Questa sì che è la pace eterna....

Piscine pubbliche sul mare (dai, noi abbiamo il lago di Garda eh..):

Che nemmeno Google Maps:

Bondi Beach:

NOTE DI MANUELE:
Ieri il fuso orario ci stava fregando.. per fortuna le doppie sveglie e soprattutto Elena (io non le ho sentite) ci hanno impedito di dormire fino a mattina.
Ci siamo quindi svegliati alle 18 ore locali e ci siamo preparati per la prima serata in Sydney..serata che è durata comunque molto poco a causa dell'enorme stanchezza accumulata.
Abbiamo deciso di rimanere qui in zona King Cross e la scelta era tra ristorante Indiano, Thai, Cinese, Giapponese, Italiano, Francese, Spagnolo... noterete che i ristoranti Australiani non sono citati... loro prendono un po' di tutto dalle altre culture..
Alla fine abbiamo scelto "The Best Thai in Sydney" che non è un complimento ma il nome vero e proprio del ristorante.. Si Cate, la Elena ha fatto un sacco di facce strane.. alla fine niente infamia e niente lode..
Abbiamo poi girato un po' per la zona, tra un NightClub e l'altro, visitina di rito ad un Sexy Shop (ehy ma fanno le bambole gonfiabili con le vecchie!!).. e poi Mojito in un locale cubano.
Siamo rientrati in albergo presto.. il bisogno di dormire era troppo!

4° giorno (Sydney).
Altra splendida giornata di sole!! Colazione in Hotel con Barry White e via verso la zona di Bondi (non centra nulla con il nostro ministro-poeta della cultura per fortuna)!
Abbiamo scelto di fare un splendida passeggiata (a breve le foto) che va dalla spiaggia di Bondi e passa per altre spiagge, rocce, cimiteri, di tutto un po' e finisce in un ultima spiaggia. Il paesaggio è stupendo anche se abbiamo veramente camminato tantissimo.
Dopo il pranzo in un ristorantino lungo mare (frittata con le aole per Manuele e wrap farcito per elena) ritorno in Autobus/Metro all'albergo.
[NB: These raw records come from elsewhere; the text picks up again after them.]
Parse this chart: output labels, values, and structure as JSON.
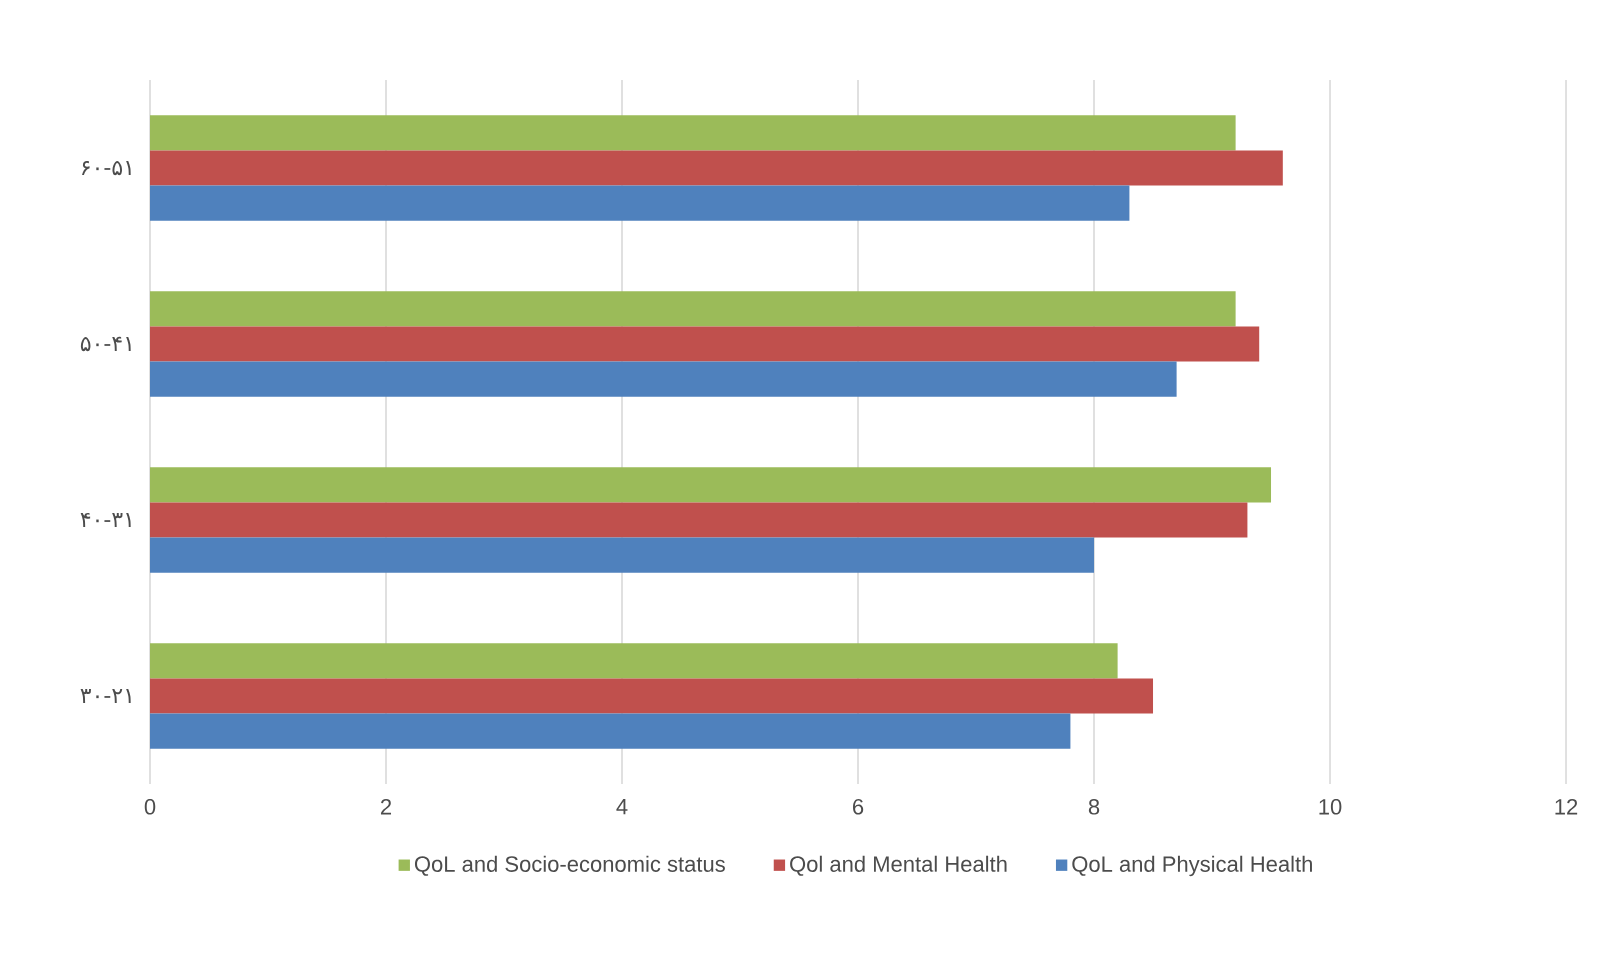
{
  "chart_data": {
    "type": "bar",
    "orientation": "horizontal",
    "categories": [
      "۶۰-۵۱",
      "۵۰-۴۱",
      "۴۰-۳۱",
      "۳۰-۲۱"
    ],
    "series": [
      {
        "name": "QoL and Socio-economic status",
        "color": "#9bbb59",
        "values": [
          9.2,
          9.2,
          9.5,
          8.2
        ]
      },
      {
        "name": "Qol and Mental Health",
        "color": "#c0504d",
        "values": [
          9.6,
          9.4,
          9.3,
          8.5
        ]
      },
      {
        "name": "QoL and Physical Health",
        "color": "#4f81bd",
        "values": [
          8.3,
          8.7,
          8.0,
          7.8
        ]
      }
    ],
    "xlim": [
      0,
      12
    ],
    "xticks": [
      0,
      2,
      4,
      6,
      8,
      10,
      12
    ],
    "grid": "x",
    "legend": "bottom"
  }
}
Ora riposiamo un po' e poi la seconda parte della giornata: shopping in centro, cena e serata sempre in centro.

Considerazioni:
- da quel poco che ho visto finora Sydney è una città dove mi piacerebbe vivere. A portata d'uomo, piena di verde, gente simpatica e disponibile, poco traffico, ti svegli e vai a correre sull'oceano, il clima è caldo (ricordo che oggi siamo in pieno inverno e stavo passeggianto in t-shirt e pantaloncini), poi ci sono un sacco di giardini per cani
- la sabbia di Bondi Beach è come la pearà, solo più salata
- l'acqua era a -15 gradi per cui se non sei un surfista con la muta in questo periodo non conviene fare il bagno
- gli australiani sono proprio un popolo supersportivo, tutti che corrono, che fanno le flessioni nei parchi, yoga in spiaggia, e hanno tutti dei grandi fisicacci..
- vado a ponsare va... poi forse ma forse metto due tre foto.